A questa imperfetta equazione aggiungiamo però una variabile: Stefano Barbero, un uomo dissoluto e cinico ma soprattutto imprevedibile, sia nei comportamenti sia nelle intenzioni. Noi lettori siamo posti allo stesso livello, o quasi, di Donatella in questo: non capiamo, almeno fino a tre quarti del libro, perché un uomo del genere, amante dell’arte della solitudine ma in grado di apprezzare al contempo il buon vino e la compagnia, sia questa di un paio di animali domestici o di una donna conosciuta a una festa, si impegni così tanto a demolire psicologicamente e umiliare fisicamente, facendo «sentire piccola così», una perfetta sconosciuta.

Il metodo applicato è quello dello sfuggimento, o per essere più precisi dell’evanescenza: Stefano compare, provoca, seduce, poi si ritrae nella sua algida dimora; si concede in pochi attimi di intimità per poi chiudere ogni spiraglio con frasi come «non devo rendere conto a te» (p. 166) e «decido io chi può farmi domande e decido io se rispondere» (ivi). La tratta dunque come lei stessa si è ritrovata a considerare i suoi pazienti: come un oggetto da usare all'occorrenza.
E Donatella, che sembra interessata a niente, costantemente apatica verso il mondo che la circonda, d’un tratto capisce che ciò che la nutre è anche ciò che la sta annientando.

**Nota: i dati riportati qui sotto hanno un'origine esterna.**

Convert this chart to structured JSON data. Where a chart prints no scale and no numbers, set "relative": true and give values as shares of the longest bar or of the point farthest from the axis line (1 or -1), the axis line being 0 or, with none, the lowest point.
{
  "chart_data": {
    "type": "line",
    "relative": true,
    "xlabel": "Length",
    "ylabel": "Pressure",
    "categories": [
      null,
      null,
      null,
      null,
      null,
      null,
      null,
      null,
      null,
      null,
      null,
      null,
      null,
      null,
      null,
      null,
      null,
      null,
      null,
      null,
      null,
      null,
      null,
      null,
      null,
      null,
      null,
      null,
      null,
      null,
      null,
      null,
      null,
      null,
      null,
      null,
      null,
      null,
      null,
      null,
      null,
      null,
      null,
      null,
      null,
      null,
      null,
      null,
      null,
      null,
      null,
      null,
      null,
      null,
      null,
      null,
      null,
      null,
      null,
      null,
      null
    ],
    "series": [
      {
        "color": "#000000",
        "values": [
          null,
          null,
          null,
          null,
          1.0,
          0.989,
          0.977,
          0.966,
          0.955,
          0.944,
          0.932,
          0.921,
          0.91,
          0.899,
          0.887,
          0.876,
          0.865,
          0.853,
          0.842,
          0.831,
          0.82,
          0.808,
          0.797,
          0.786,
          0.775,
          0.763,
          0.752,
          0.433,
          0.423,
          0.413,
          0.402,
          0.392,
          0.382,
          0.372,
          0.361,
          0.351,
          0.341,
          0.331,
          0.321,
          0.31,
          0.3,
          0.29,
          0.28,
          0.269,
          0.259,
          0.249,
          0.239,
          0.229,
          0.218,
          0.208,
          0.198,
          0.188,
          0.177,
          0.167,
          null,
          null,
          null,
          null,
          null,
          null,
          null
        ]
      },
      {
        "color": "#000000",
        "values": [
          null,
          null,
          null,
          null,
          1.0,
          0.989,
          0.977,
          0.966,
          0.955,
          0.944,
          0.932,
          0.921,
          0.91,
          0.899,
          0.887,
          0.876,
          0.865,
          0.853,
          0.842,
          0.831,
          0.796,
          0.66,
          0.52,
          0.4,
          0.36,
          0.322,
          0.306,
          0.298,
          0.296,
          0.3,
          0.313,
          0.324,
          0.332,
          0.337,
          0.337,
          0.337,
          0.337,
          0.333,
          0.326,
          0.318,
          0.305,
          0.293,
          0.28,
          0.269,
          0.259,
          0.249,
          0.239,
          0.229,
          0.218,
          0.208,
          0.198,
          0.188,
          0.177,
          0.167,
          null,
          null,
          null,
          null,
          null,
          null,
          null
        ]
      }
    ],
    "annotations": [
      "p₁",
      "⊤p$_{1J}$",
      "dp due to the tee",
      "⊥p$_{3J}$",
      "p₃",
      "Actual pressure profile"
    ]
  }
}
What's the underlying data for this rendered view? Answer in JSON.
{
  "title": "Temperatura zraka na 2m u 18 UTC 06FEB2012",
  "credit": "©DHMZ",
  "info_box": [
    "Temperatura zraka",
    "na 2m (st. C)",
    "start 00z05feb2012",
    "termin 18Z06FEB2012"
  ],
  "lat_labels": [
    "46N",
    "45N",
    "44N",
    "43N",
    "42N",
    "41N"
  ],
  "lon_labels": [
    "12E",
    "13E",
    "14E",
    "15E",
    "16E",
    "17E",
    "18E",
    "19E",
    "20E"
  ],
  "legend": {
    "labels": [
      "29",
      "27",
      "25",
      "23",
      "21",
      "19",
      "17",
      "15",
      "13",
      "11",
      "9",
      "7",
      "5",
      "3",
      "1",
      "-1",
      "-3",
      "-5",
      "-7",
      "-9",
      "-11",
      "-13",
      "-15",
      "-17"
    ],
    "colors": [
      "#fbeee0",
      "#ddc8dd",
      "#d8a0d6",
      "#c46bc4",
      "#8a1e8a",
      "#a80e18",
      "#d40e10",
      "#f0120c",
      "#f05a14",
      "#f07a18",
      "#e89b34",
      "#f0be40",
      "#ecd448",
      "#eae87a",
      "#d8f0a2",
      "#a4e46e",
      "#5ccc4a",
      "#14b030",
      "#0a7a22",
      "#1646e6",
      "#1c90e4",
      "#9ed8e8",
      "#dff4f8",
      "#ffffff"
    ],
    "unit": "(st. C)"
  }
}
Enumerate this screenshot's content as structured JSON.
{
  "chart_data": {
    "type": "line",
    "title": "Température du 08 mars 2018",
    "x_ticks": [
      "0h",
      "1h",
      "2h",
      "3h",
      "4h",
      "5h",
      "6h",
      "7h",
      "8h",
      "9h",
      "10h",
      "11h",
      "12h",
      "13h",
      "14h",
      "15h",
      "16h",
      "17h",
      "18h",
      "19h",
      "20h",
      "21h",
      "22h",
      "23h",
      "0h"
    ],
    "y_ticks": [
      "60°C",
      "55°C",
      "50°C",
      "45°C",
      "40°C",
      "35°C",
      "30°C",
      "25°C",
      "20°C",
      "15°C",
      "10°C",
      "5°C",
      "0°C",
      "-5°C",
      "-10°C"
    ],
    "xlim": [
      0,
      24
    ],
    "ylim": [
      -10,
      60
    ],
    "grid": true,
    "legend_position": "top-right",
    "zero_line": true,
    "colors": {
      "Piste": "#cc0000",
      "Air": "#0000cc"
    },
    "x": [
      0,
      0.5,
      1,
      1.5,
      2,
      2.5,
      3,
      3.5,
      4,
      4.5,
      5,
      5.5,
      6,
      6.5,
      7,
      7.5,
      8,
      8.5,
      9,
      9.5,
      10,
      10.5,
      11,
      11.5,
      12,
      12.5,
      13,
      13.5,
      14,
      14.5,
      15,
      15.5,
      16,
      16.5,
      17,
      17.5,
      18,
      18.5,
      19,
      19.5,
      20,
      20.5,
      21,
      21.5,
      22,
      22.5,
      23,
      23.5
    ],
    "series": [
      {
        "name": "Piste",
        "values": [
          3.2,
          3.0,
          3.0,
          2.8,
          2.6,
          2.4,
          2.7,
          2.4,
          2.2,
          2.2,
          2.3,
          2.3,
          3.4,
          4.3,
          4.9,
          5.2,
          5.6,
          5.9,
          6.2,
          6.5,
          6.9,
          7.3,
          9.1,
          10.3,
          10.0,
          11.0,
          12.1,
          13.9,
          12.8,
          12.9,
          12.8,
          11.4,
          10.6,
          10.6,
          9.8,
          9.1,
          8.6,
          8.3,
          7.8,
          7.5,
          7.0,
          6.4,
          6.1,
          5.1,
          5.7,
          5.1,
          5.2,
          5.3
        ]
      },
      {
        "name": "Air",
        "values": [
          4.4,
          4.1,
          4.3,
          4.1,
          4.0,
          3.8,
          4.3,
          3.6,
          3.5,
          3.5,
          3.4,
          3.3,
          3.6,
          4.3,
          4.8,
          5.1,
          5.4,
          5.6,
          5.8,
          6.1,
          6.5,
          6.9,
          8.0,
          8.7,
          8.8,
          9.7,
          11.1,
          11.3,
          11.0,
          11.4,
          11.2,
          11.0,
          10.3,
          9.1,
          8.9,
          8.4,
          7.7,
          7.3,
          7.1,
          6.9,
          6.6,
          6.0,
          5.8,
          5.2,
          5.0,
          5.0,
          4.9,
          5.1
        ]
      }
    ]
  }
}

Fondamentale è per me segnalare come, in questo gioco dell’amore perverso, poco interessante è la storia di Francesca, segretaria di Donatella, che viene colpita di striscio da tutta questa situazione. Il suo è un personaggio stanco e già visto, poco memorabile nella sua banalità. Intrigante è, invece, ciò che di Stefano veniamo a sapere nella parte avanzata del romanzo: è intrigante non perché sia una gran rivelazione, bensì perché è in grado di renderlo più umano e, dunque, più fallibile e degno di compassione.
Gaja Cenciarelli è in ogni caso abile a mostrare come l’amore, soprattutto quello viziato dal controllo, cambi le persone e le lasci nude, come il titolo sembra suggerire, davanti all’altro. Anche qui sento di chiamare in soccorso le parole di Mia Martini. La consapevolezza infatti raggiunge entrambe le donne, l’anonima di Minuetto e l’oncologa derelitta della Nuda verità, quasi allo stesso modo: «E continuo sulla stessa via, sempre ubriaca di malinconia. / Ora ammetto che la colpa forse è solo mia: / avrei dovuto perderti, invece ti ho cercato». La verità, sembra dirci l’autrice, è che molto spesso ci lasciamo attrarre e poi dominare da ciò che sfugge e si cela, da ciò che non riusciamo a controllare.
E la colpa, alla fine, è solo nostra.